Temps de lecture : 9 min

18 candidats et candidates sur l’archipel vietnamien de Côn Đảo, le soleil, la mer, les palmiers et la survie. Philippe Duron, gagnant la neuvième saison de « Koh Lanta » en 2010, se souvient de cette aventure comme si c'était hier. « Je rempaillais des chaises sur un marché dans la Drôme, je me faisais à peine 1 000 euros par mois. » Quand il apprend qu’il est retenu pour participer à l’émission créée en 2001, il n’en revient pas : « Je n’avais jamais voyagé de ma vie, et jamais pris l’avion. » Il reçoit une liste avec l’équipement nécessaire et investit dans des tee-shirts unis et de couleurs bien précises, un sac à dos étanche, des chaussures de randonnée et son premier passeport. Quelques jours avant de partir, il reçoit un « contrat de participation à l’émission "Koh Lanta" » qui le lie à la boîte de production Adventure Line Productions (ALP).

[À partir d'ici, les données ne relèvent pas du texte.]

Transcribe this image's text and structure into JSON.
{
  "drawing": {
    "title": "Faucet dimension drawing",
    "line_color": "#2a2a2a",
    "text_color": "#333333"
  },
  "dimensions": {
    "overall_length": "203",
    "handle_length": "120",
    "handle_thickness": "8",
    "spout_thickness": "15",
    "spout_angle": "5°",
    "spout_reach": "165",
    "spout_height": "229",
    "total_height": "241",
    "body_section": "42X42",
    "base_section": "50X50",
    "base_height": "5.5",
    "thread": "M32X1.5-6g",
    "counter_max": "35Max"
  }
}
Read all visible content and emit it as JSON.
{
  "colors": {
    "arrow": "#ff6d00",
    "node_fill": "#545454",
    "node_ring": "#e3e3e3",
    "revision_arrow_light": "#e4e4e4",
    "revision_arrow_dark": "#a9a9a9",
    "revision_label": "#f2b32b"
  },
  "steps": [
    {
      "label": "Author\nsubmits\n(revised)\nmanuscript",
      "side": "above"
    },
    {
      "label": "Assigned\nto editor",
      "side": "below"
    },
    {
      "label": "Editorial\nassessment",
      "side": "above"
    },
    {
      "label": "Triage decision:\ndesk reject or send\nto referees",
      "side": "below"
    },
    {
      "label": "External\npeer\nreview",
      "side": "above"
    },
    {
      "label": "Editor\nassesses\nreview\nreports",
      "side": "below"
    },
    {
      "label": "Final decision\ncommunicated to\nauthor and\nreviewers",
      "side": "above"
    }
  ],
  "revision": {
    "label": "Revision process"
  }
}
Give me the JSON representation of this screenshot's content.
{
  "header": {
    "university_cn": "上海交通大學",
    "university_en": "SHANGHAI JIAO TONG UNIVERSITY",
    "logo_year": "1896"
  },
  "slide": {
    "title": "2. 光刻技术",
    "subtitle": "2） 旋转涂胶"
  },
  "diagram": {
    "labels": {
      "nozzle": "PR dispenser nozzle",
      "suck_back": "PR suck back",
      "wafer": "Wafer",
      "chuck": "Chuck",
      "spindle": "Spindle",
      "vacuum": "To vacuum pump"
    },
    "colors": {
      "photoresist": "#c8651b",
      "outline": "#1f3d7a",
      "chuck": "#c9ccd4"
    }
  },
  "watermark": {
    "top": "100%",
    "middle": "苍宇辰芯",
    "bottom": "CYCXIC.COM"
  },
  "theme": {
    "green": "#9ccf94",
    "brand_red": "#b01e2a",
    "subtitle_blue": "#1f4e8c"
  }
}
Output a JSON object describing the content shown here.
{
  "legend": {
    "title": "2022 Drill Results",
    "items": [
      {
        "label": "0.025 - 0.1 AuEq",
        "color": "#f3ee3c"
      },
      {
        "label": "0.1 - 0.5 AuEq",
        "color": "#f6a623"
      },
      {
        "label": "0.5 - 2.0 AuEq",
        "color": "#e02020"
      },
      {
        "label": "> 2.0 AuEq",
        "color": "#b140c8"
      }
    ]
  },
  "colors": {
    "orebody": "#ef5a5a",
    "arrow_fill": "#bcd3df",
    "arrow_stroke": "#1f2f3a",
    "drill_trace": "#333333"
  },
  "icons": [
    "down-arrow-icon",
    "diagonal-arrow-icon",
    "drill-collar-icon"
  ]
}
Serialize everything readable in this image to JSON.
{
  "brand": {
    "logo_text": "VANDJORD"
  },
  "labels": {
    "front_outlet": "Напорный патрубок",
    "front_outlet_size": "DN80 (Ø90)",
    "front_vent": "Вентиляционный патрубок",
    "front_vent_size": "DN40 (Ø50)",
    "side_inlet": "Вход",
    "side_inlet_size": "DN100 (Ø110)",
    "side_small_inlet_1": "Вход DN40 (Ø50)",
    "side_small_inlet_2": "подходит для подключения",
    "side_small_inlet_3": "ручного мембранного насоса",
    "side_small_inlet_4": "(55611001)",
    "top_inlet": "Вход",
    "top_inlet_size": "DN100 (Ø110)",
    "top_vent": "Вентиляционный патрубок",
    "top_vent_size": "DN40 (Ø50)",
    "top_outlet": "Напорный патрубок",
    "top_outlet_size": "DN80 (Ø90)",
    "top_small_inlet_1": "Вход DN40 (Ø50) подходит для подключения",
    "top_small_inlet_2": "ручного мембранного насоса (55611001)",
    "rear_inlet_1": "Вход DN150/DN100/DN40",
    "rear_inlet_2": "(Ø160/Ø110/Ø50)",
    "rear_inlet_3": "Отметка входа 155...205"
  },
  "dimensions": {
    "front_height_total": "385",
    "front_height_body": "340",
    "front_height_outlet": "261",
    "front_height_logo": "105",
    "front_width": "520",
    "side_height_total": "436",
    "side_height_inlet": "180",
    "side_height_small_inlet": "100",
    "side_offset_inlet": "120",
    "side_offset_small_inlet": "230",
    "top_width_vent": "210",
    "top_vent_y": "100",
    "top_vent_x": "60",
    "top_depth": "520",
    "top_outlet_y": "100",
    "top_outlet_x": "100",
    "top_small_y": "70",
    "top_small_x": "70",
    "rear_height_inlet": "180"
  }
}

Philippe Duron est l’un des derniers à avoir signé un contrat de ce type. En 2013, la Cour de cassation confirme, dans un arrêt, la jurisprudence sur les émissions de téléréalité : les candidats doivent désormais être considérés comme des salariés. S’il était arrivé par le passé à certains candidats de téléréalité de renégocier leur contrat — ce fut le cas  d’une candidate de la saison 1 de « Loft Story », comme son avocate l’avait raconté à Libération —, cette décision marque un tournant. 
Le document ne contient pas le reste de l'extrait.